SESSION: BUILDING DATABASES FROM UNSTRUCTURED TEXT WITH NLP

Dan is an independent Big Data Technical Architect. He has led the development of a Hadoop-as-a-Service offering and built software streaming frameworks long before the rise of Apache Spark and Storm. He’s well versed in the knowledge domain building applications on RDF and SPARQL collapsing many systems of information into 360 views of a customer from both structured and unstructured data.

Can you tell us a little bit about yourself?

I’m one of Bristol’s own, having lived here for the best part of 15 years. They call it Silicon Gorge for a reason and my work has included the first wave of autonomous vehicles, handheld radios, city mapping, Big Data scale processing and more recently knowledge management. Outside of software I’m a father of one and can be found cycling in the wonderful Somerset countryside.

How did you get into software?

A youth spent mostly indoors when the sun was shining. My childhood was spent on the Amiga 500; James Pond, Lemmings, Bomberman. Games most of the guys and girls I work with these days haven’t heard of. Guess learning how to create the thing you enjoy is what drives most of us. Don’t get much time for gaming these days though!

In your session, you’re talking about using NLP to build databases from unstructured text. Why this topic?

As engineers we are often focussed on the how and not the why and the talk title reflects this. The real talk topic is the proliferation of knowledge in prose form; blogs, reviews, wiki pages, articles and so on. When searching for my favourite actor I don’t want to just see the facts and opinions from a single source but the aggregated view across many. Companies want this same view of their customers; how do they harness both their internal structured databases and combine it with what a customer may be saying about their products or services on social medial. How do we make this information available for sensible query without having to read it in its entirety.

Some developers might feel the barriers to entry are pretty high – can anyone get in on the act?
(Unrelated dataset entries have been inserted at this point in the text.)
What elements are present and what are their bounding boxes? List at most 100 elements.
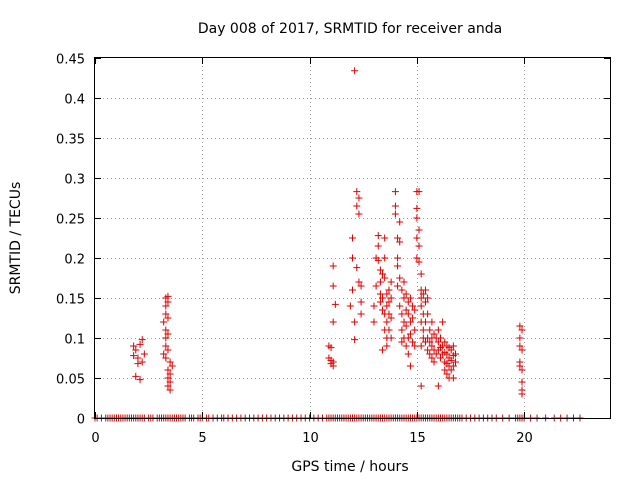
data-point [372,282,380,290]
data-point [415,226,423,234]
data-point [516,342,524,350]
data-point [413,204,421,212]
data-point [434,326,442,334]
data-point [421,318,429,326]
data-point [329,282,337,290]
y-tick-labels: 0 0.05 0.1 0.15 0.2 0.25 0.3 0.35 0.4 0.45 [56,53,85,428]
data-point [346,302,354,310]
y-tick-label: 0.45 [56,53,85,68]
data-point [164,382,172,390]
data-point [404,310,412,318]
data-point [400,278,408,286]
data-point [518,366,526,374]
data-point [349,286,356,294]
data-point [140,350,148,358]
data-point [138,358,146,366]
data-point [449,362,457,370]
data-point [374,256,382,264]
x-axis-title: GPS time / hours [291,459,408,475]
data-point [400,294,408,302]
data-point [417,382,425,390]
data-point [387,334,395,342]
data-point [162,342,170,350]
data-point [441,338,449,346]
data-point [417,342,425,350]
data-point [394,262,402,270]
data-point [370,302,378,310]
data-point [415,258,423,266]
data-point [434,338,442,346]
data-point [370,318,378,326]
data-point [166,386,174,394]
data-point [383,318,391,326]
data-point [376,266,384,274]
data-point [166,358,174,366]
data-point [136,340,144,348]
data-point [411,342,419,350]
data-point [426,326,434,334]
y-tick-label: 0.35 [56,133,85,148]
data-point [449,374,457,382]
data-point [355,278,363,286]
data-point [385,326,393,334]
y-tick-label: 0 [77,413,85,428]
data-point [398,310,406,318]
data-point [426,338,434,346]
data-point [413,254,421,262]
data-point [417,294,425,302]
data-point [383,342,391,350]
x-tick-labels: 0 5 10 15 20 [91,431,532,446]
data-point [164,346,172,354]
data-point [516,322,524,330]
data-point [376,290,384,298]
data-point [351,336,359,344]
data-point [398,326,406,334]
data-point [132,372,140,380]
data-point [518,378,526,386]
data-point [396,274,404,282]
data-point [415,188,423,196]
data-point [404,298,412,306]
data-point [430,358,438,366]
data-point [130,342,138,350]
data-point [396,302,404,310]
data-point [436,354,444,362]
data-point [379,306,387,314]
data-point [349,254,356,262]
y-tick-label: 0.3 [64,173,85,188]
data-point [436,334,444,342]
data-point [430,330,438,338]
data-point [353,202,361,210]
data-point [424,346,432,354]
data-point [136,376,144,384]
x-tick-label: 5 [198,431,206,446]
data-point [387,294,395,302]
data-point [385,298,393,306]
data-point [443,370,451,378]
data-point [449,342,457,350]
x-tick-label: 0 [91,431,99,446]
data-point [404,334,412,342]
data-point [415,242,423,250]
data-point [164,314,172,322]
data-point [421,298,429,306]
data-point [447,356,455,364]
data-point [413,234,421,242]
data-point [383,302,391,310]
data-point [351,318,359,326]
data-point [406,330,414,338]
data-point [374,242,382,250]
data-point [434,382,442,390]
data-point [132,346,140,354]
data-point [516,334,524,342]
data-point [398,286,406,294]
data-point [353,188,361,196]
data-point [329,262,337,270]
data-point [138,336,146,344]
data-point [404,350,412,358]
data-point [402,342,410,350]
data-point [349,234,356,242]
y-axis-title: SRMTID / TECUs [8,182,24,295]
y-tick-label: 0.1 [64,333,85,348]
When someone first mentioned entity extraction with NLP to me a couple of years ago, my initial impression was that’s going to be complex and a lot of work. Combine that with numerous talks I’ve been to where NLP experts have made the subject impenetrable and I’d almost given up. I’m just a run of the mill software developer. The reality is the libraries out there make the task easy, not only is it easy to extract the entities (people, places, things) you are interested in, it is just as easy to extract the relationships between those things that exist in the text. Come to my talk to find out how!

Can you recommend any local Big Data communities for developers to get involved in?

Bristol has both a thriving Big Data and Data Science scene and many companies are now embarking on data based projects. If you’re looking for talks or just want to chat to fellow data professionals over a beer the following groups are big hitters on meetup.com; Big Data Bristol, South West Data and Bristol Data Scientists.